Parfois, policiers et mobiles interviennent pour faire sauter les piquets de grève. Parfois, ils restent l’arme au pied. En fonction de
quoi ? Les chefs d’entreprise, les syndicats eux-mêmes, n’y retrouvent pas toujours leurs petits. Alors, qu’est-ce qui fait bouger l’Etat
dans les conflits sociaux ? Tentative de réponse.

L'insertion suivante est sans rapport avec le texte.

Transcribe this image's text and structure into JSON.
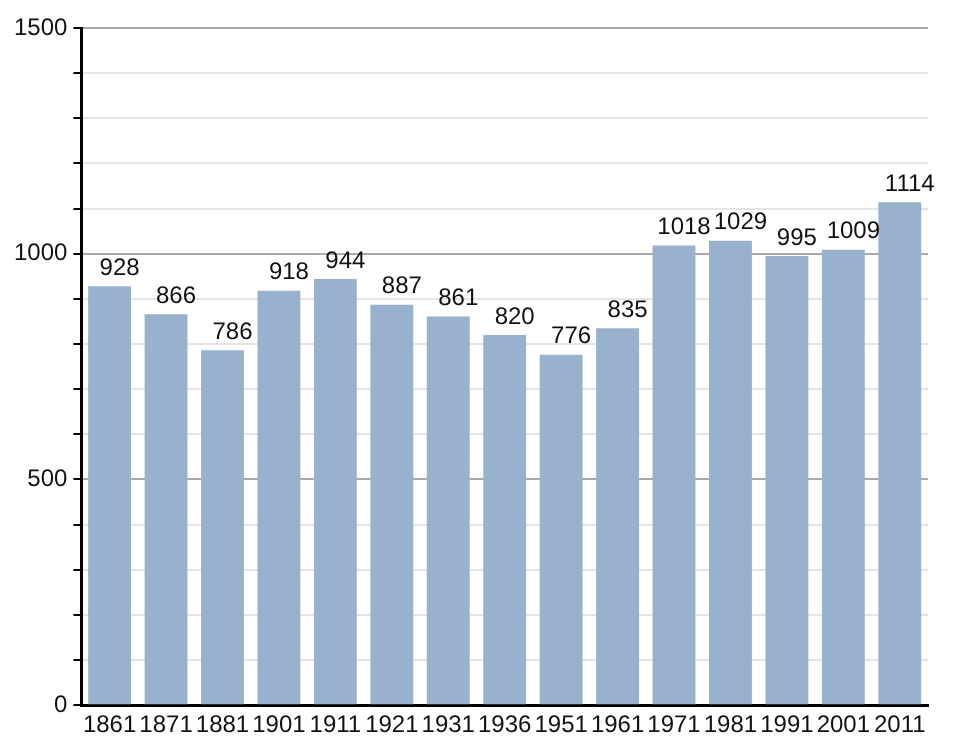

Jeudi 4 octobre au matin, la police déloge le piquet de grève USTKE qui bloque depuis un mois la société Entreprises Constructions
Traditionnelles à Numbo. Samedi matin 6 octobre, c’est à Presto Pizza, au 7e kilomètre à Nouméa, que les forces de l’ordre font
déguerpir les grévistes de l’Usoenc. Point commun à ces deux interventions : l’Etat a fait l’impasse sur un usage si bien établi qu’il
semblait être devenu une règle d’or : « pas d’usage de la force dans les conflits sociaux tant que toute la place n’ait été donnée au
dialogue ». Une pratique maintes fois décriée par les chefs d’entreprise. A leurs yeux, c’est à cause d’elle que le blocage a remplacé la
grève légale comme moyen ordinaire de revendication.
Rupture ou petit ménage ?
Alors pourquoi ? Certes, dans les deux cas, les conflits duraient depuis plus d’un mois. Mais les patrons concernés refusaient
catégoriquement le dialogue. Et pendant ce temps, le pays a continué à vivre sans béton, à cause d’une grève bloquante autrement
plus pénalisante pour l’économie que pour l’unique cimentier. Pourtant, on se parle chez Holcim. Du coup, les « partenaires sociaux »

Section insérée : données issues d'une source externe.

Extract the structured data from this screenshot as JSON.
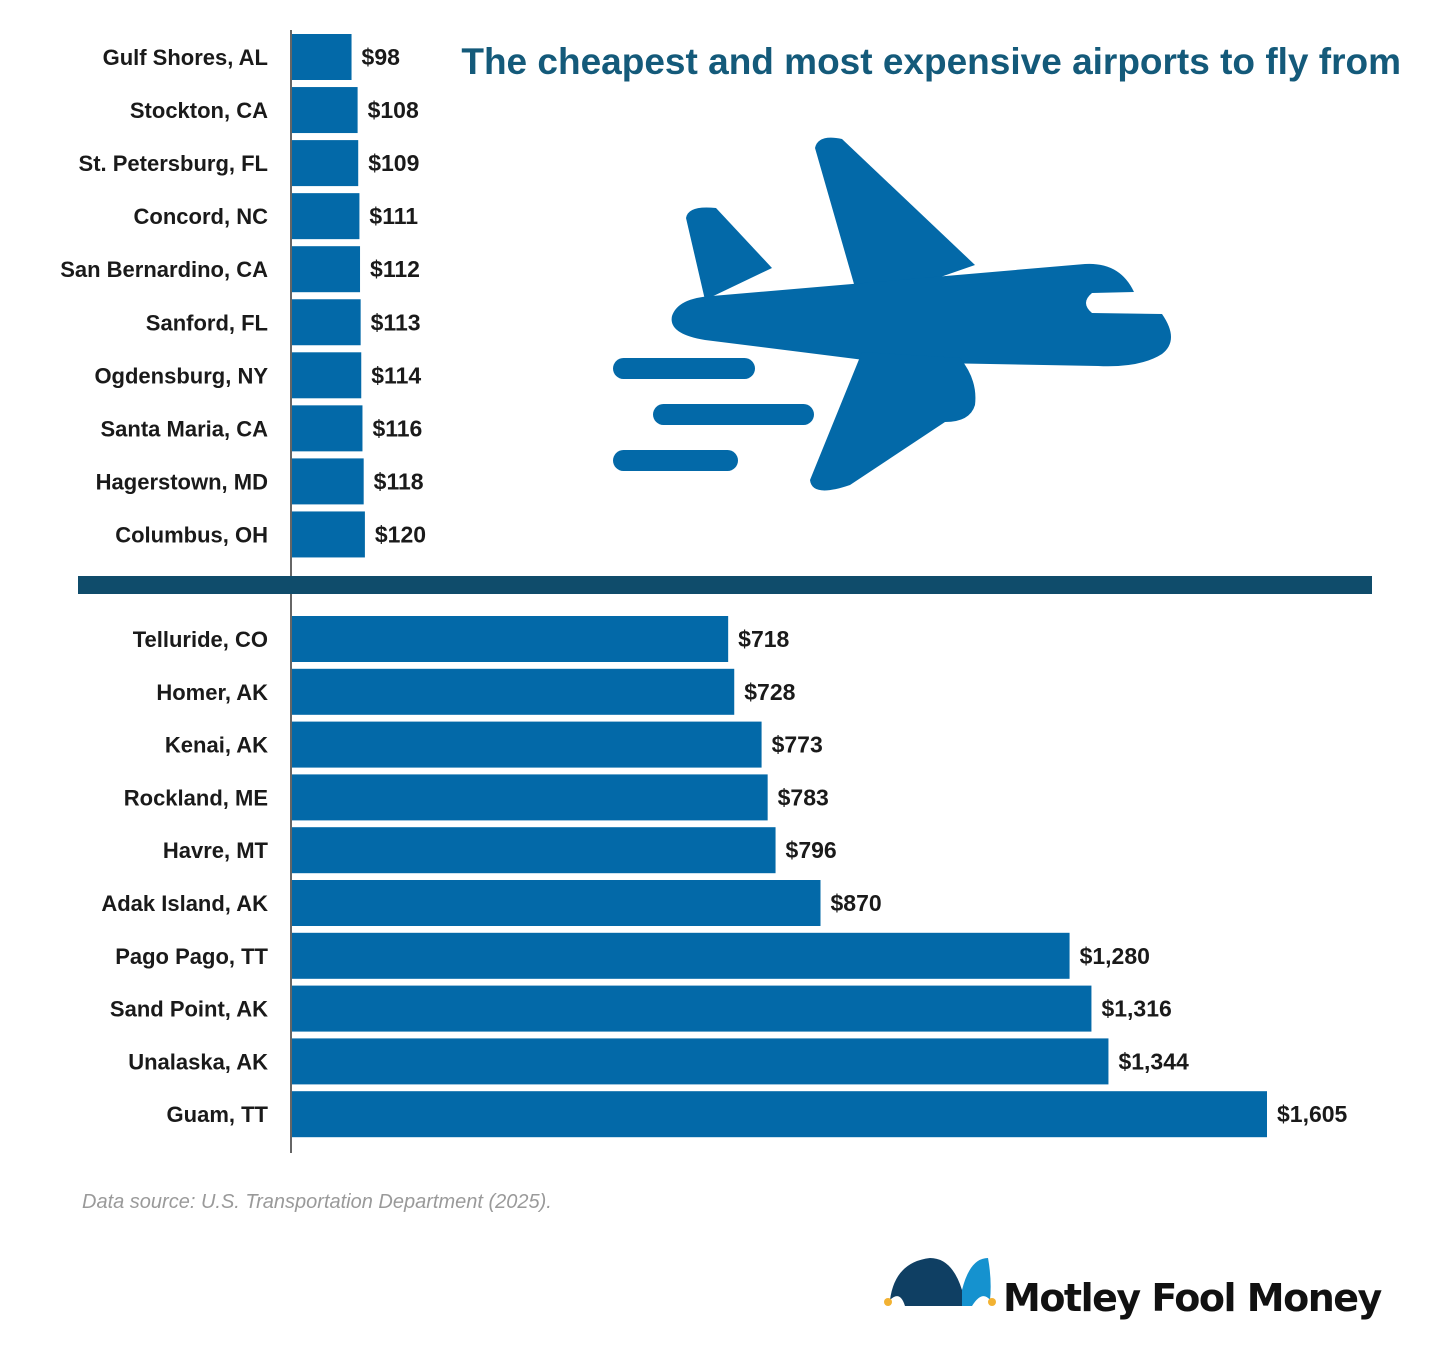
{
  "title": "The cheapest and most expensive airports to fly from",
  "source": "Data source: U.S. Transportation Department (2025).",
  "logo_text": "Motley Fool Money",
  "colors": {
    "bar": "#0369a8",
    "title": "#145a7a",
    "divider": "#0f4c6b",
    "plane": "#0369a8"
  },
  "icon": "airplane-icon",
  "chart_data": [
    {
      "type": "bar",
      "orientation": "horizontal",
      "title": "",
      "categories": [
        "Gulf Shores, AL",
        "Stockton, CA",
        "St. Petersburg, FL",
        "Concord, NC",
        "San Bernardino, CA",
        "Sanford, FL",
        "Ogdensburg, NY",
        "Santa Maria, CA",
        "Hagerstown, MD",
        "Columbus, OH"
      ],
      "values": [
        98,
        108,
        109,
        111,
        112,
        113,
        114,
        116,
        118,
        120
      ],
      "labels": [
        "$98",
        "$108",
        "$109",
        "$111",
        "$112",
        "$113",
        "$114",
        "$116",
        "$118",
        "$120"
      ],
      "xlim": [
        0,
        1605
      ],
      "grid": false
    },
    {
      "type": "bar",
      "orientation": "horizontal",
      "title": "",
      "categories": [
        "Telluride, CO",
        "Homer, AK",
        "Kenai, AK",
        "Rockland, ME",
        "Havre, MT",
        "Adak Island, AK",
        "Pago Pago, TT",
        "Sand Point, AK",
        "Unalaska, AK",
        "Guam, TT"
      ],
      "values": [
        718,
        728,
        773,
        783,
        796,
        870,
        1280,
        1316,
        1344,
        1605
      ],
      "labels": [
        "$718",
        "$728",
        "$773",
        "$783",
        "$796",
        "$870",
        "$1,280",
        "$1,316",
        "$1,344",
        "$1,605"
      ],
      "xlim": [
        0,
        1605
      ],
      "grid": false
    }
  ]
}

ne savent plus très bien à quel saint se vouer. Qu’est-ce qui fait bouger l’Etat ? Qu’est-ce qui le pousse à lever certains piquets de
grève illégaux, qu’est-ce qui le motive à s’abstenir ou à jouer la montre face à d’autres ? Au lendemain des interventions à ECT et à
Presto Pizza, certains ont évoqué la « rupture » selon Sarkozy : le retour à la fermeté face aux illégalités. D’autres songent plus
prosaïquement au grand ménage préparant l’arrivée de M. Estrosi.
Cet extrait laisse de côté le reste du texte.